Demans hastası Kürt siyasetçi #Aysel Tuğluk#’tan zorla savunma alınmasını değerlendiren avukatı Ezgi Güngördü ve İHD Eş Genel Başkanı Eren Keskin, uygulananın işkence olduğunu, siyaset adına hukukun silah olarak kullanıldığını belirtti.

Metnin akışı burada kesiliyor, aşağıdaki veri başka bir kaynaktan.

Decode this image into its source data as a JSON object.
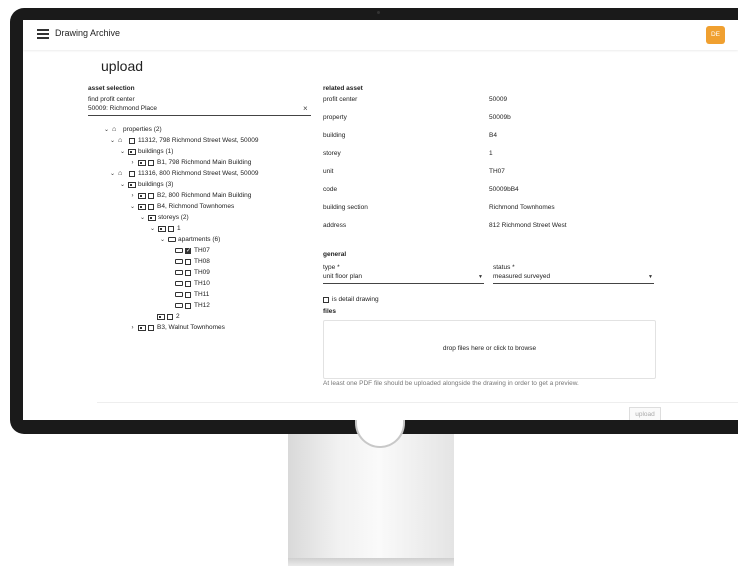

Türk devletinin, DAİŞ üzerinden kurduğu Suriye politikası, işgal ve istila planları önemli oranda Kobanê kentinin kurtarılması ile boşa düştü. DAİŞ’in yenilgisi, Suriye hesaplarının boşa düşmesine ve Türkiye halklarının ortaklığında tükenişini gören Türk Cumhurbaşkanı Tayyip Erdoğan öncülüğündeki AKP-MHP hükümeti, Halkların Demokrasi Partisi’ni (HDP) hedef aldı. Aralarında HDP’nin eski Eş Genel Başkanları da olmak üzere Merkez Yürütme Kurulu (MYK) üyelerinin de bulunduğu 21’i tutuklu 108 kişi hakkında dava açıldı. “Kobanê Davası” olarak adlandırılan davanın 1 Ağustos’ta 15. duruşması görüldü.
Duruşmada demans hastası olan Kürt siyasetçi Aysel Tuğluk’un zorla savunması alınmaya çalışıldı.
Avukat Ezgi Güngördü
‘Tanımadığı insanları gördüğünde korkuyor’
Tuğluk, “Bir şey hatırlamadığını” söylemesine rağmen mahkeme heyeti ısrarla sorular yöneltti. Bir işkenceye dönen savunmaya ilişkin avukatı Ezgi Güngördü Mezopotamya Ajansı’na konuştu. Tuğluk’u neredeyse her hafta ziyaret ettiğini belirten Güngördü hastalığın seyir hızını şöyle anlattı: “Adımı hatırlamamaya başladı. Yüzümü hatırlıyordu ama ismimi unutuyordu. Bir ay gelmeyen avukatları hiç tanımamaya başladı. Tanımadığı insanlar gördüğünde korktuğunu fark ettik. Bir hafta önce konuştuğumuz bir konuyu bir hafta sonra geldiğimizde hatırlamadığını fark ettik. Duruşma hakkında konuşuyorduk, bir hafta sonra gittiğimde hatırlamıyordu. Bunlar bir yıl önce yaşadıklarımız. Geldiğimiz aşamada ise 10 dakika 5 dakika önce konuştuğumuz şeyleri hatırlamıyor” dedi.
‘Ortada hukuk yok’
Duruşma günüde bunun salonda bulunan bütün izleyicilerin önünde yaşandığını ifade eden Güngördü, Ceza Muhakemeleri Kanun’u (CMK) 148. maddesinin ihlal edildiğini söyledi.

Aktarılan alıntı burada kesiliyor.